Héros invincible de Jean-Baptiste Bourgois, Armand de Caulaincourt vit des aventures aussi épiques que fantastiques malgré ses états d’âme concernant son boss, l'Empereur « monstrueux ».

Favori et confident de Napoléon, général et diplomate, il a tout pour lui Caulaincourt. Mais pourquoi l’avoir choisi ? Jean-Baptiste Bourgois raconte : « Je ne me souviens plus vraiment. J’avais vu au musée de l’Armée un fusil gravé de son surnom, L’Intouchable. C’était un homme très chanceux au combat. Son côté héros tout trouvé m’a plu. » Jeune, son avenir est tracé : l’armée comme papa, puis Napoléon le fait venir à lui, car il apprécie sa franchise. Bourgois n’est pas fasciné par l’Empire : « En parler m’a amené à me demander pourquoi tant de gens sont subjugués par Napoléon. Caulaincourt est un héros parfait, qui le vit très mal et qui se dit que l’Empereur exagère. »

La BD, c’est mon théâtre

Bourgois se lance dans une fresque animée de centaines de petits soldats évoluant dans des décors subtils : « J’ai eu un vrai plaisir à dessiner mes personnages, façon soldats de plomb. » Sempé n’est pas loin. La preuve : « Il y a quelques années, j’ai fait un atelier dans la médiathèque où j’allais quand j’étais jeune. Sur ma fiche d’emprunt, je me suis aperçu que j’avais lu tous les Sempé. C’est un dessinateur qui ne laisse pas voir sa sueur. Son dessin dégage aisance et élégance. Beaucoup de gens font de la BD comme ils feraient du cinéma.

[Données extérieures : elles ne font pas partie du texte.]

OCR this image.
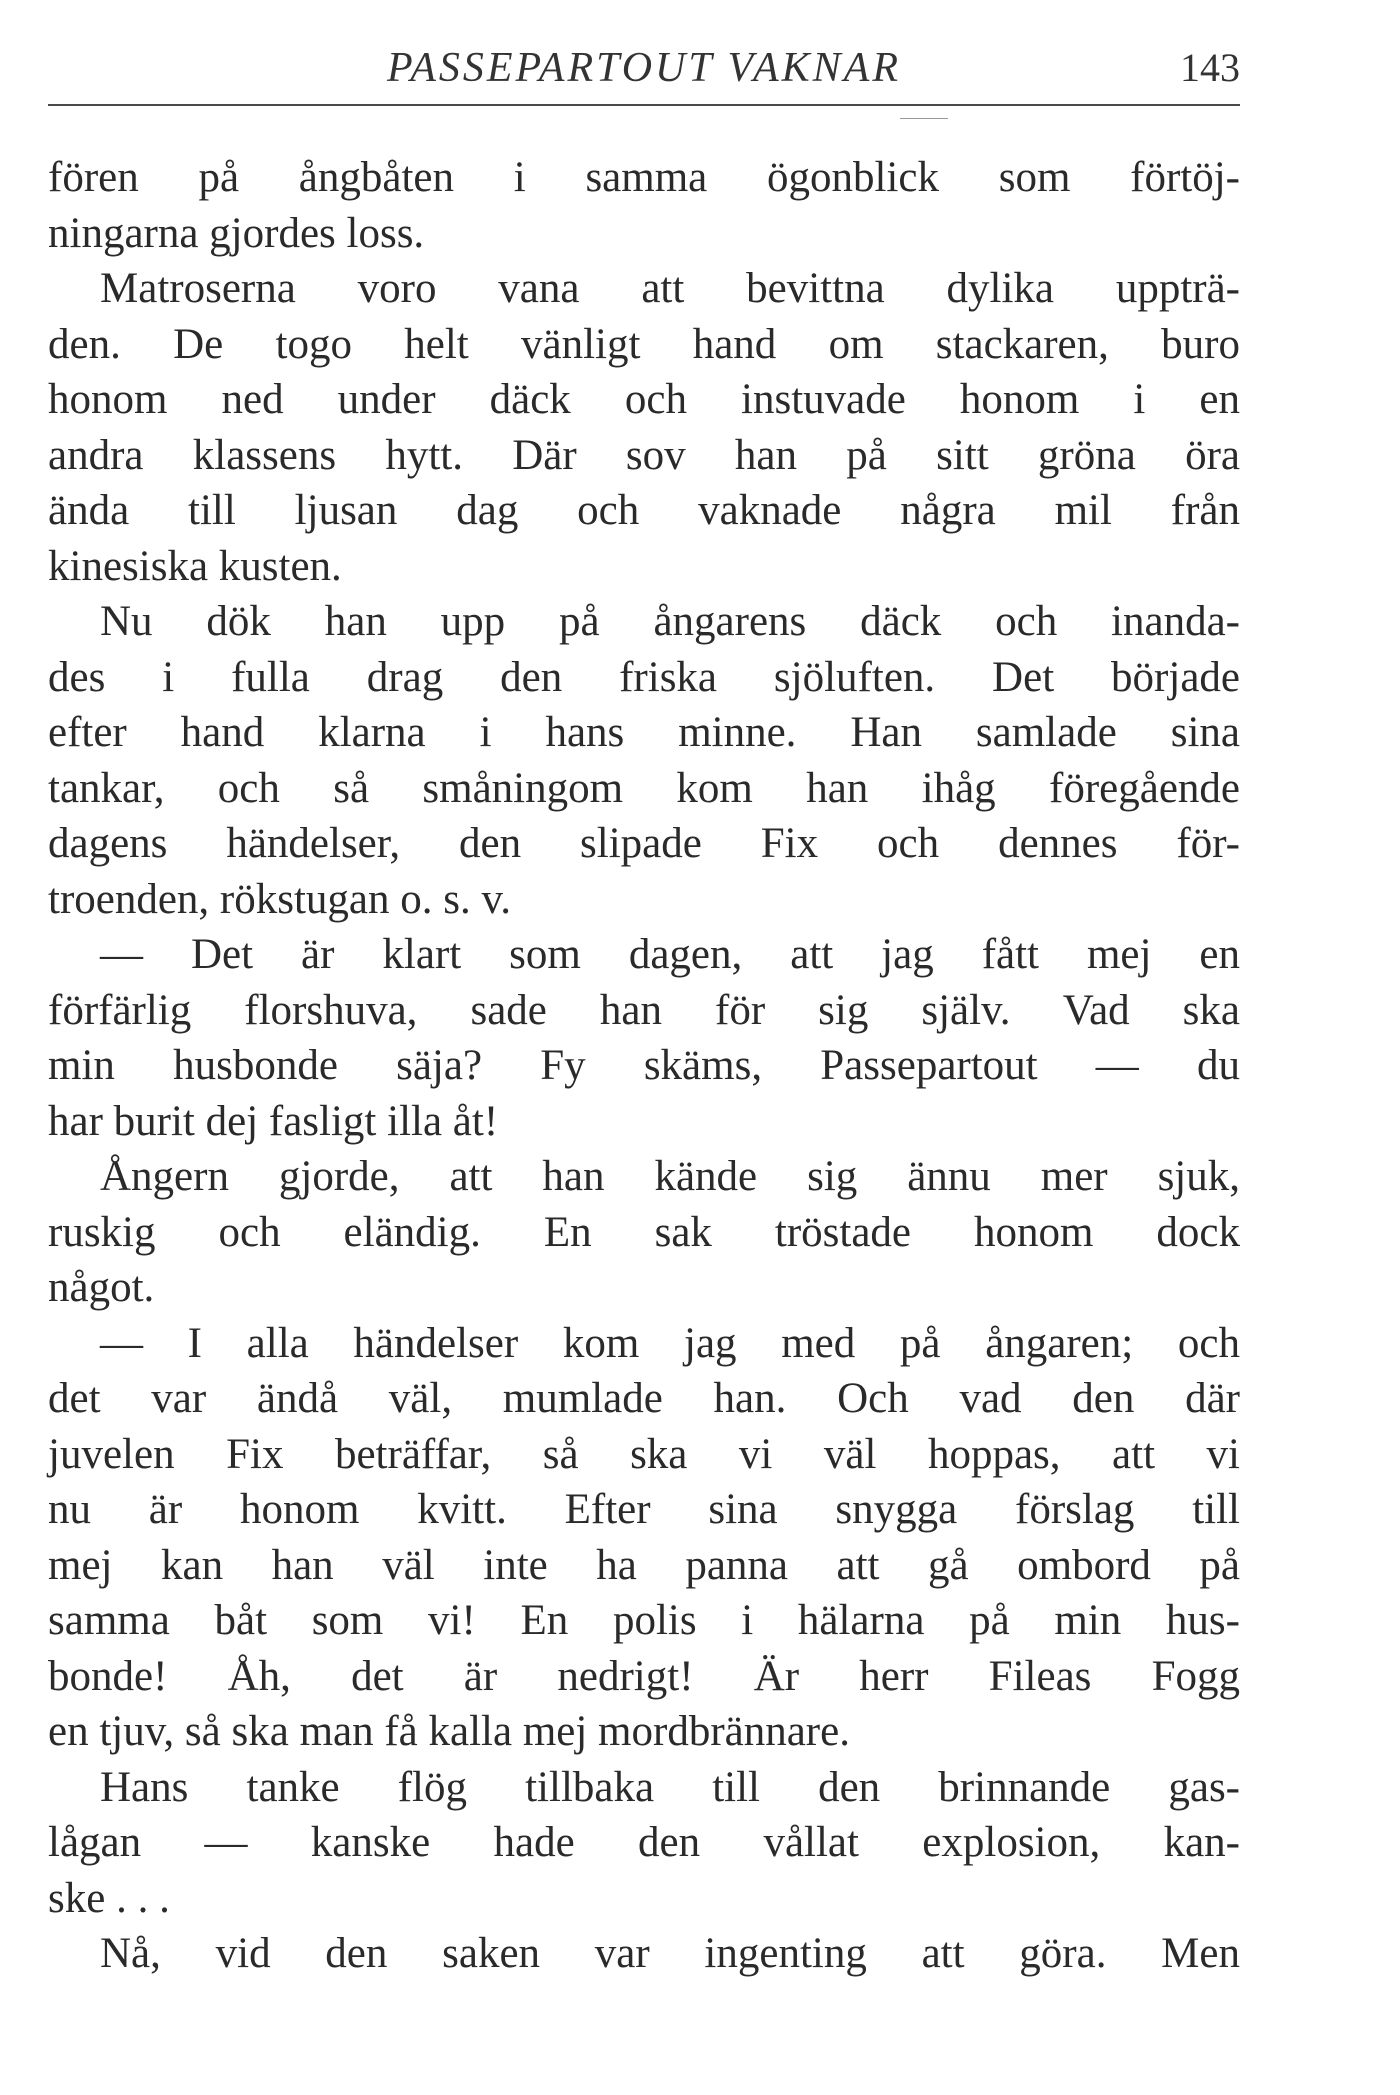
PASSEPARTOUT VAKNAR	143
fören på ångbåten i samma ögonblick som förtöj-
ningarna gjordes loss.
Matroserna voro vana att bevittna dylika uppträ-
den. De togo helt vänligt hand om stackaren, buro
honom ned under däck och instuvade honom i en
andra klassens hytt. Där sov han på sitt gröna öra
ända till ljusan dag och vaknade några mil från
kinesiska kusten.
Nu dök han upp på ångarens däck och inanda-
des i fulla drag den friska sjöluften. Det började
efter hand klarna i hans minne. Han samlade sina
tankar, och så småningom kom han ihåg föregående
dagens händelser, den slipade Fix och dennes för-
troenden, rökstugan o. s. v.
— Det är klart som dagen, att jag fått mej en
förfärlig florshuva, sade han för sig själv. Vad ska
min husbonde säja? Fy skäms, Passepartout — du
har burit dej fasligt illa åt!
Ångern gjorde, att han kände sig ännu mer sjuk,
ruskig och eländig. En sak tröstade honom dock
något.
— I alla händelser kom jag med på ångaren; och
det var ändå väl, mumlade han. Och vad den där
juvelen Fix beträffar, så ska vi väl hoppas, att vi
nu är honom kvitt. Efter sina snygga förslag till
mej kan han väl inte ha panna att gå ombord på
samma båt som vi! En polis i hälarna på min hus-
bonde! Åh, det är nedrigt! Är herr Fileas Fogg
en tjuv, så ska man få kalla mej mordbrännare.
Hans tanke flög tillbaka till den brinnande gas-
lågan — kanske hade den vållat explosion, kan-
ske . . .
Nå, vid den saken var ingenting att göra. Men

Moi j’aime faire de la BD comme si je faisais du théâtre, je suis fasciné par les acteurs au second plan. » Au réalisme de la retraite de Russie, à la part biographique et historique, Bourgois a insufflé une dose de fantastique pour montrer combien Napoléon est prêt à tout pour gagner une bataille : « À la fin, quand les monstres arrivent, Napoléon voit en eux une nouvelle arme possible. Jusqu’où serait-il allé ? Quand il parle du nombre de morts qu’il laisse derrière lui, il l’accepte. C’est un monstre lui-même. » Ce brave Caulaincourt pourra-t-il se décider à trucider son maître ? Bourgois attend le lecteur au tournant, avec un certain Benjamin Rabier et son canard.

Napoléon doit mourir fait partie de ces albums rares : il est sensible et original avec l’envol graphique d’une histoire atypique. Et l’auteur de préciser : « Je me moque de Napoléon sans rien enlever au fait historique. Ma cible, ce sont ceux qui sont, aujourd’hui encore, fascinés par la conquête militaire. »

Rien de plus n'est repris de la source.